Te animo a que dediques un día entero a tomar nota de todo lo que haces, acciones simples como abrir el grifo cuando tienes sed o ir al frigorífico cuando tienes hambre. Imagínate qué tendrías que ­hacer de manera diferente si estos objetos no existiesen. Cuando hayas echado las cuentas de cómo es tu comportamiento, te percatarás de lo ínfima que es la cantidad de movimientos que realizas en comparación con todo lo que los seres humanos son capaces de moverse. Y también tendrás un muy buen listado de aspectos sobre los que empezar a aplicar pequeños cambios para ir modificando tus hábitos activos de carga.

ROBUSTEZ ÓSEA: LA MECANOTRANSDUCCIÓN EN ACCIÓN

Aunque cada hueso tiene una configuración genética lo suficientemente consistente como para ser reconocido a simple vista –«¡Mira! ¡Esto es un fémur!»–, los matices y las particularidades que presenta están basados en cómo se ha usado dicho hueso durante toda la vida (igual que un arce cuya forma ha sido esculpida por el viento). Los antropólogos físicos se han valido de la robustez ósea para calcular las cargas y los patrones de movimiento de nuestros antepasados. Por ejemplo, los esqueletos de personas que pasaban muchas horas montadas a caballo presentan una forma y una densidad particulares en comparación con los de aquellos otros individuos que no lo hacían. Y cuando movemos menos el cuerpo o reorganizamos sus partes de algún modo que disminuya la carga vertical (pensemos, por ejemplo, en alguien que tenga la costumbre de ir encorvado y con los hombros caídos hacia delante), los huesos de la pelvis y del fémur responden volviéndose más débiles. No es que en estos casos haya ningún problema en lo que respecta al proceso de formación ósea; simplemente la carga a la que responde el cuerpo ha sido disminuida. El hecho de que nuestro organismo debilite sus tejidos en respuesta a una disminución de la carga es una indicación de su gran «inteligencia» metabólica. ¿Qué motivo habría para gastar energía en el mantenimiento de un tejido que no estamos usando? «Úsalo o tíralo»; ese es el sabio consejo que nos hace la fisiología.

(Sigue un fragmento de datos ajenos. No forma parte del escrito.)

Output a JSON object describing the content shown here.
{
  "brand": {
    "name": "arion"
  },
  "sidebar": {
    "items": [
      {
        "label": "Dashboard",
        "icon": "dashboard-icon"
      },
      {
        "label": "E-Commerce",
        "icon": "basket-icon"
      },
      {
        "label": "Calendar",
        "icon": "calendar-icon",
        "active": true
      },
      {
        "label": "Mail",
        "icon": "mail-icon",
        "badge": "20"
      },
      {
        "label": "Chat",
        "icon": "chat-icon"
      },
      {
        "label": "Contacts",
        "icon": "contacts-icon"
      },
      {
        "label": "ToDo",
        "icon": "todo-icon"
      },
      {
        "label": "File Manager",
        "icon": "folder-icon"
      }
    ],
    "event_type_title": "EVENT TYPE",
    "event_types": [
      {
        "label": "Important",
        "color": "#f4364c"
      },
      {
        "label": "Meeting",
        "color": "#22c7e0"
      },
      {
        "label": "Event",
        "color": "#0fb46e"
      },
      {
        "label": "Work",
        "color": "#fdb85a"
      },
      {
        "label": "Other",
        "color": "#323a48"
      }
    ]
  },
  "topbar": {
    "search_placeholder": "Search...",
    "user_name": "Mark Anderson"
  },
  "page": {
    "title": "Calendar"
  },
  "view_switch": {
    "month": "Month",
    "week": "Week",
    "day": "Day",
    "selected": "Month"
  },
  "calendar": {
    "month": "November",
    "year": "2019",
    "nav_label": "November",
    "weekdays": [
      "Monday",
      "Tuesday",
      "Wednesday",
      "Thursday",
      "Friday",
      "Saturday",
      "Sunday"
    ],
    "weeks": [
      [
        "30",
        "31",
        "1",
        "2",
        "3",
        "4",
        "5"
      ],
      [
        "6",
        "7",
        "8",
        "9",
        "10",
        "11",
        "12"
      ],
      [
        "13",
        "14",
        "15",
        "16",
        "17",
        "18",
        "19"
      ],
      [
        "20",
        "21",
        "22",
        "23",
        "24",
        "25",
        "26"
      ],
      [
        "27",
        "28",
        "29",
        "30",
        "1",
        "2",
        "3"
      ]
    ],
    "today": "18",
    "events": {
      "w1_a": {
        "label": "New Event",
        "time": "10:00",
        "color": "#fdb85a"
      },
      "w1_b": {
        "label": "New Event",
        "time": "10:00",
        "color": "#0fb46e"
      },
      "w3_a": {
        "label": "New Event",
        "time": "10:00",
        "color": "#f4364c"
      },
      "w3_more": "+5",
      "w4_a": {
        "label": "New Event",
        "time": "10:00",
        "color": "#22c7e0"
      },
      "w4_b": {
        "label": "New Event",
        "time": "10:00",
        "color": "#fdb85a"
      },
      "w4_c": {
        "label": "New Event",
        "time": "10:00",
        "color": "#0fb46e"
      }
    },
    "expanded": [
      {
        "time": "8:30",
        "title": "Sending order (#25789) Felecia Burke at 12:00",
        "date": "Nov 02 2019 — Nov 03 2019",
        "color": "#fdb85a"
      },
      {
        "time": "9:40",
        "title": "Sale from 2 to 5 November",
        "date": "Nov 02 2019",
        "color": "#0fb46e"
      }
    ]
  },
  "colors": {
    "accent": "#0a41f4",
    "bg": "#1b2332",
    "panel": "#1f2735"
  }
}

Tanto si te mueves como si no, tu elección estimula el citoesqueleto de todas tus células de una manera que lanza el mensaje: «Esto es lo que hago, así que, por favor, adaptaos». La epidemia actual de osteoporosis –y más específicamente la que afecta a las muñecas, las costillas, la columna vertebral y la cabeza del fémur– nos dice mucho sobre cómo nos movemos. Estos patrones culturales de pérdida de masa ósea localizada (por lo general la osteoporosis no es una incapacidad para generar tejido óseo que se presente de forma generalizada por todo el organismo, lo que debería representar una enorme señal de alerta para los investigadores de las enfermedades óseas) son precisamente los que cabría esperar a partir de los patrones de carga que tenemos en común. El esqueleto es una especie de «diario» que vamos escribiendo continuamente. La robustez ósea no es únicamente el resultado de la información genética, sino también de los datos que creamos a través del comportamiento. Mediante las decisiones que tomas respecto a cómo y cuánto moverte –y las cargas celulares que estas decisiones conllevan–, tu cuerpo se va convirtiendo en tu propia autobiografía.